There are doctors, engineers, barbers, cooks etc etc, all professionals who would be required to live and sustain. In order to facilitate trade you print notes equivalent to the amount of gold with you. Reason for that is in case you need anything from outside world you need to pay it using gold. Now comes the tricky part. To start commerce you distribute money with all equally (to be fair and just you give equal to all) and ask them to use it for trade. Overtime service charges by people will change, some will charge more and some less. For the services that are costly that person would finally over time accumulate more money than others. So since the overall money in circulation is fixed the final outcome of such a set up is that someone will become rich and someone poor. And you charge a percentage of every transaction, i.e tax. So another eventuality is that money left for circulation will reduce over time and all will come back to you.

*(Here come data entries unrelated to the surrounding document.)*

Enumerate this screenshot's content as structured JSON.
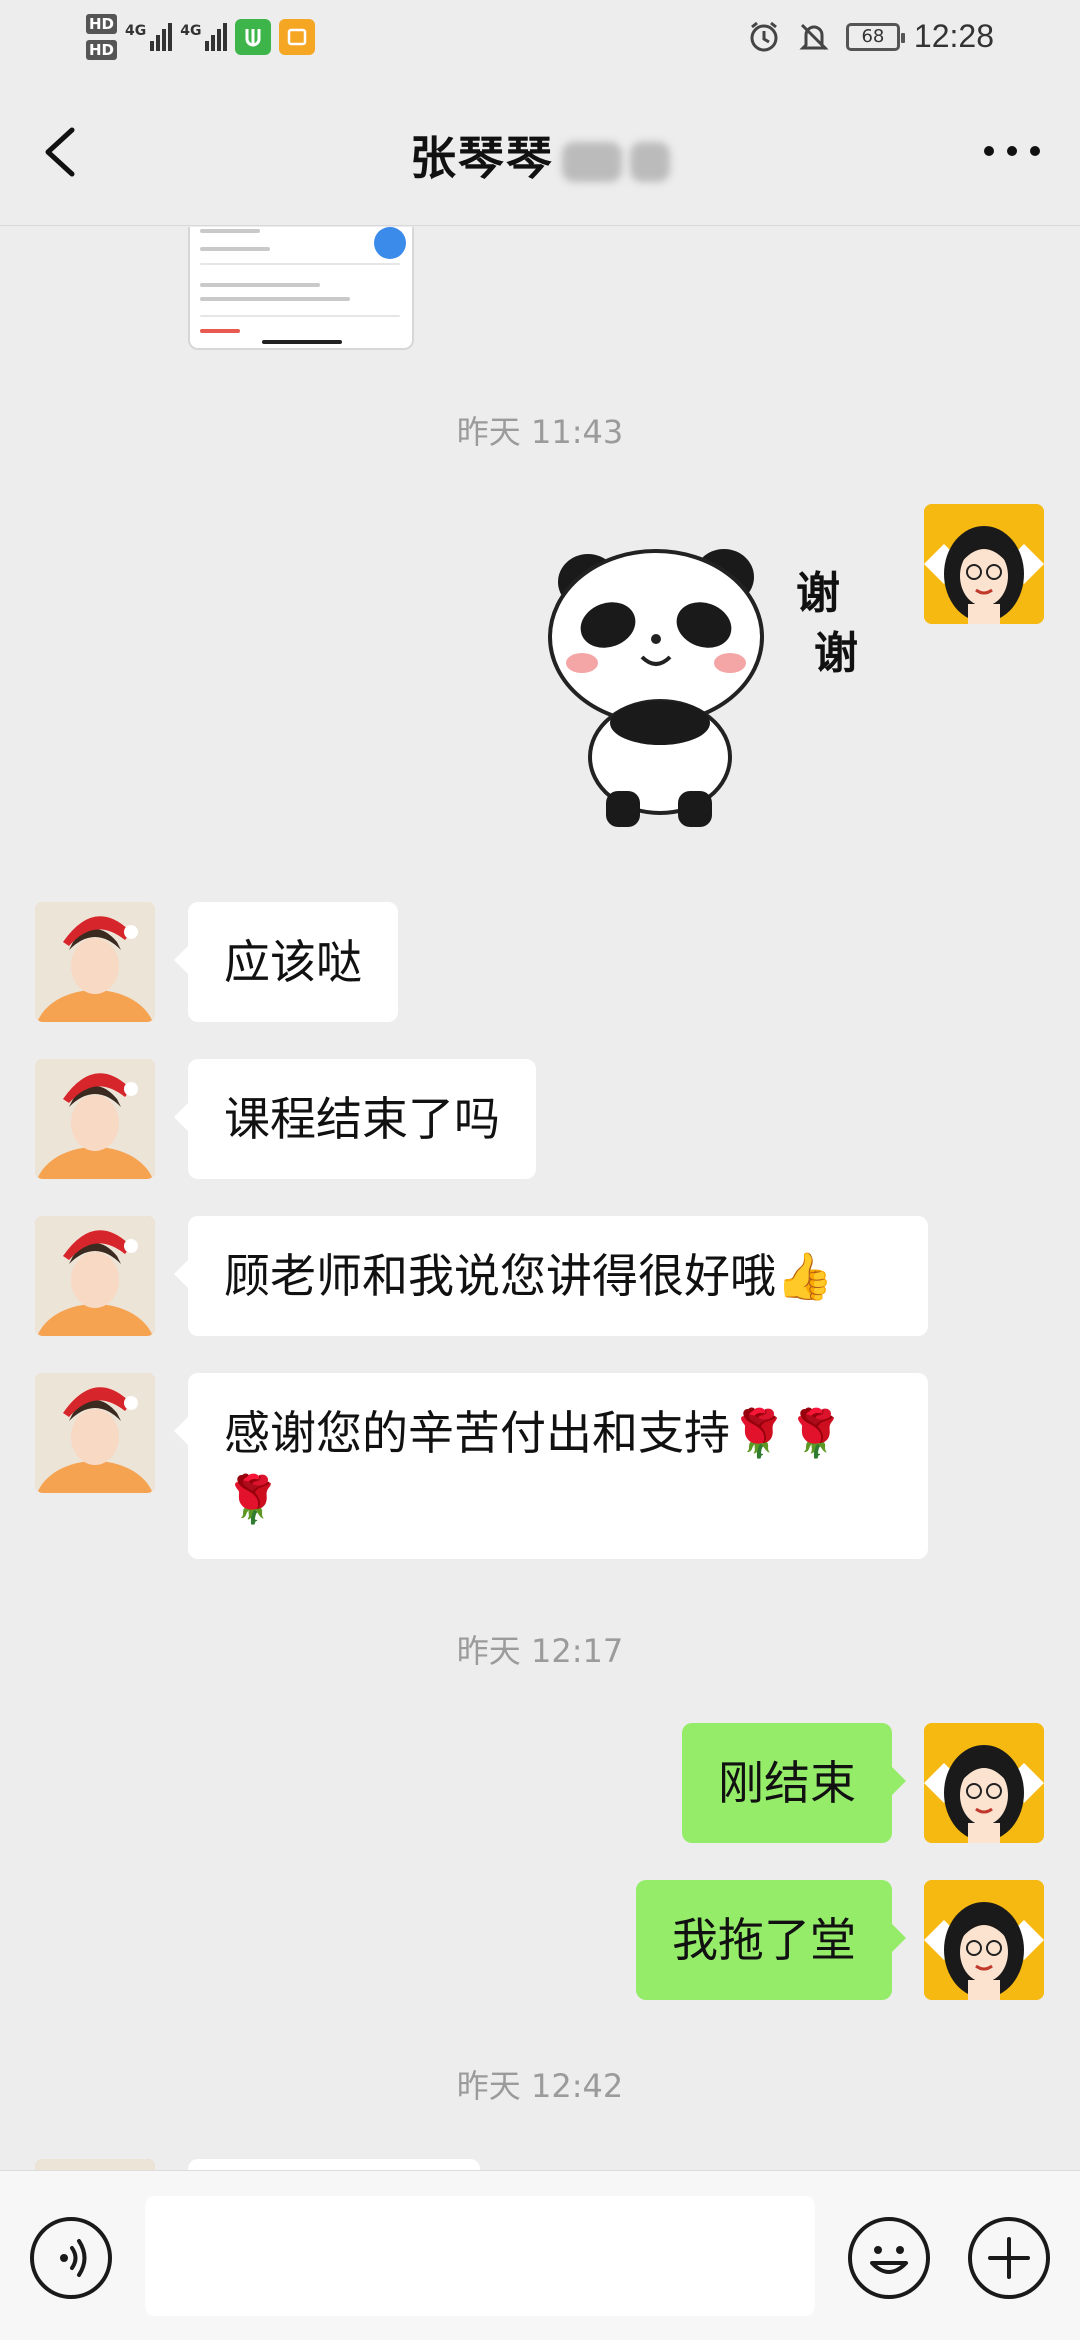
{
  "status_bar": {
    "hd1": "HD",
    "hd2": "HD",
    "net1": "4G",
    "net2": "4G",
    "battery": "68",
    "time": "12:28"
  },
  "nav": {
    "title": "张琴琴"
  },
  "messages": {
    "ts1": "昨天 11:43",
    "sticker_text_1": "谢",
    "sticker_text_2": "谢",
    "m1": "应该哒",
    "m2": "课程结束了吗",
    "m3": "顾老师和我说您讲得很好哦👍",
    "m4": "感谢您的辛苦付出和支持🌹🌹🌹",
    "ts2": "昨天 12:17",
    "m5": "刚结束",
    "m6": "我拖了堂",
    "ts3": "昨天 12:42"
  },
  "colors": {
    "background": "#ededed",
    "outgoing_bubble": "#95ec69",
    "incoming_bubble": "#ffffff",
    "timestamp": "#9b9b9b"
  },
  "icons": [
    "back-arrow-icon",
    "more-dots-icon",
    "voice-icon",
    "emoji-icon",
    "plus-icon",
    "alarm-icon",
    "mute-bell-icon"
  ]
}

If we generalize it at a country level (which would be simplifying it too much but still I am putting it this way since writing so much is boring) then the way the system is designed there will be economic disparity in the country and government will get back all the money. What does the government do with that money – it just consumes it by paying a bunch of people it employs and spends some on development, which in turn would get it more. In real life we see countries getting poorer because what they need for growth, incase that is not available within its own country, it needs to buy so gold goes out. Now when gold goes out do countries pull back equivalent amount of notes from circulation? Answer is NO – hence it loses its intrinsic value – leading to inflation. That is a different story – what I want to focus on is the first part where it is clear that the way society and economy is designed it is made to create economic disparity. So why make do so many governments make so much fuss about removing poverty? And so many economists come up with research papers saying how poverty can be tackled when it is structured to be that way.


What is needed is a different model to achieve balance of wealth – may be totally different way of running economies. Is my analysis right?